The trial also gathered data on whether doctors and nurses were willing to use an alert system such as TREWS. For instance, 89 percent of its notifications were actually evaluated rather than dismissed automatically, as Molander described happening with some other systems. Health care providers’ willingness to check the program could be because TREWS cut the high rate of false sepsis-warning notifications by a factor of 10, according to a press release from Bayesian Health, reducing the barrage of alerts and making it easier to distinguish which patients were in real danger. “That’s mind-blowing,” Molander says. “That is really important because it allows providers to increase their trust in machine learning.”
Building trust is important, but so is collecting evidence. Health care institutions would not be likely to accept machine-learning systems without proof they work well. “In tech, people are much more willing to adopt new ideas if they believe in the thought process. But in medicine, you really need rigorous data and prospective studies to support the claim to get scalable adoption,” Saria says.
“In some sense, we are building the products while also building the evidence base and the standards for how the work needs to be conducted and how potential adopters need to be scrutinizing the tools that we’re building,” Sendak says. Achieving widespread adoption for any algorithmic alert system is challenging because different hospitals may use different electronic-records software or may already have a competing system in place. Many hospitals also have limited resources, which makes it difficult for them to assess the effectiveness of an algorithmic alert tool—or to access technical support when such systems inevitably require repairs, updates or troubleshooting.

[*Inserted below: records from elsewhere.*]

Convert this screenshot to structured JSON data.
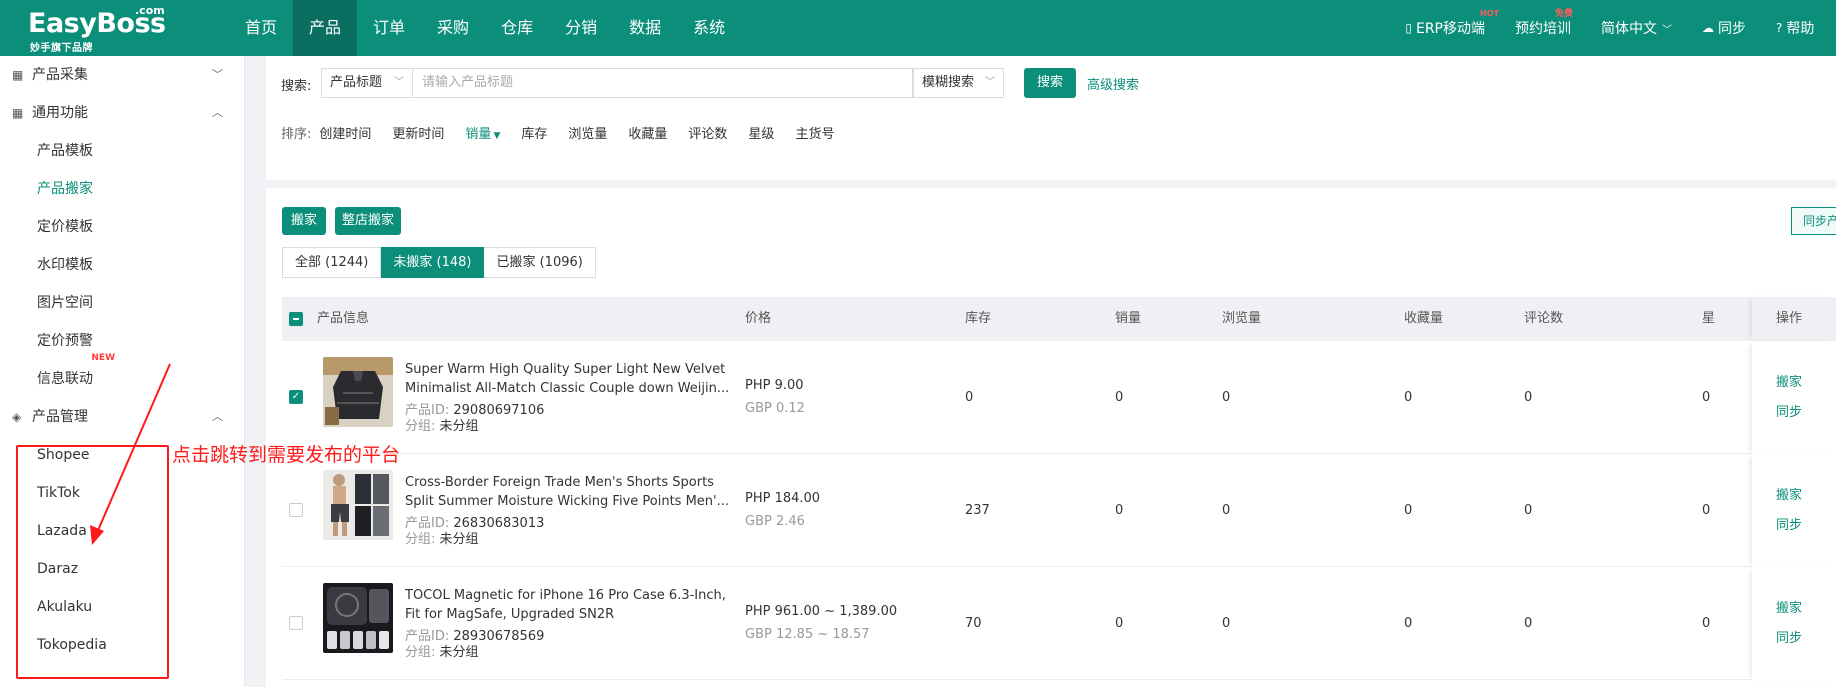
{
  "brand": {
    "name": "EasyBoss",
    "suffix": ".com",
    "tagline": "妙手旗下品牌"
  },
  "nav": {
    "items": [
      "首页",
      "产品",
      "订单",
      "采购",
      "仓库",
      "分销",
      "数据",
      "系统"
    ],
    "active_index": 1
  },
  "topright": {
    "mobile": "ERP移动端",
    "mobile_badge": "HOT",
    "training": "预约培训",
    "training_badge": "免费",
    "language": "简体中文",
    "sync": "同步",
    "help": "帮助"
  },
  "sidebar": {
    "group1": "产品采集",
    "group2": "通用功能",
    "group2_items": [
      "产品模板",
      "产品搬家",
      "定价模板",
      "水印模板",
      "图片空间",
      "定价预警",
      "信息联动"
    ],
    "group2_active_index": 1,
    "new_badge": "NEW",
    "group3": "产品管理",
    "group3_items": [
      "Shopee",
      "TikTok",
      "Lazada",
      "Daraz",
      "Akulaku",
      "Tokopedia"
    ]
  },
  "search": {
    "label": "搜索:",
    "field_select": "产品标题",
    "placeholder": "请输入产品标题",
    "mode_select": "模糊搜索",
    "button": "搜索",
    "advanced": "高级搜索"
  },
  "sort": {
    "label": "排序:",
    "items": [
      "创建时间",
      "更新时间",
      "销量",
      "库存",
      "浏览量",
      "收藏量",
      "评论数",
      "星级",
      "主货号"
    ],
    "active_index": 2
  },
  "actions": {
    "move": "搬家",
    "move_store": "整店搬家",
    "sync_right": "同步产品"
  },
  "tabs": [
    {
      "label": "全部 (1244)"
    },
    {
      "label": "未搬家 (148)"
    },
    {
      "label": "已搬家 (1096)"
    }
  ],
  "tabs_active_index": 1,
  "table": {
    "headers": {
      "product": "产品信息",
      "price": "价格",
      "stock": "库存",
      "sales": "销量",
      "views": "浏览量",
      "favorites": "收藏量",
      "reviews": "评论数",
      "stars": "星",
      "ops": "操作"
    },
    "id_key": "产品ID:",
    "group_key": "分组:",
    "rows": [
      {
        "title1": "Super Warm High Quality Super Light New Velvet",
        "title2": "Minimalist All-Match Classic Couple down Weijin...",
        "id": "29080697106",
        "group": "未分组",
        "price": "PHP 9.00",
        "price2": "GBP 0.12",
        "stock": "0",
        "sales": "0",
        "views": "0",
        "favorites": "0",
        "reviews": "0",
        "stars": "0",
        "op1": "搬家",
        "op2": "同步",
        "checked": true
      },
      {
        "title1": "Cross-Border Foreign Trade Men's Shorts Sports",
        "title2": "Split Summer Moisture Wicking Five Points Men'...",
        "id": "26830683013",
        "group": "未分组",
        "price": "PHP 184.00",
        "price2": "GBP 2.46",
        "stock": "237",
        "sales": "0",
        "views": "0",
        "favorites": "0",
        "reviews": "0",
        "stars": "0",
        "op1": "搬家",
        "op2": "同步",
        "checked": false
      },
      {
        "title1": "TOCOL Magnetic for iPhone 16 Pro Case 6.3-Inch,",
        "title2": "Fit for MagSafe, Upgraded  SN2R",
        "id": "28930678569",
        "group": "未分组",
        "price": "PHP 961.00 ~ 1,389.00",
        "price2": "GBP 12.85 ~ 18.57",
        "stock": "70",
        "sales": "0",
        "views": "0",
        "favorites": "0",
        "reviews": "0",
        "stars": "0",
        "op1": "搬家",
        "op2": "同步",
        "checked": false
      }
    ]
  },
  "annotation": {
    "text": "点击跳转到需要发布的平台",
    "color": "#ff1a1a"
  },
  "colors": {
    "brand": "#0c8f7a",
    "brand_dark": "#0a6f60"
  }
}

Still, Saria hopes to use the new trial data to expand the use of TREWS. She says she is building partnerships with multiple electronic-records companies so she can incorporate the algorithm into more hospital systems. She also wants to explore whether machine-learning algorithms could warn about other complications people can experience in hospitals. For instance, some patients must be monitored for cardiac arrest, heavy bleeding and bedsores, which can impact health during hospital stays and recuperation afterward.
“We’ve had a lot of learning around what ‘AI done right’ looks like, and we’ve published significantly on it. But what this is now showing is AI done right actually gets provider adoption,” Saria says. By incorporating an AI program into existing records systems, where it can become part of a health care provider’s workflow, “you can suddenly start chopping your way through all these preventable harms in order to improve outcomes—which benefits the system, benefits the patient and benefits the clinicians.”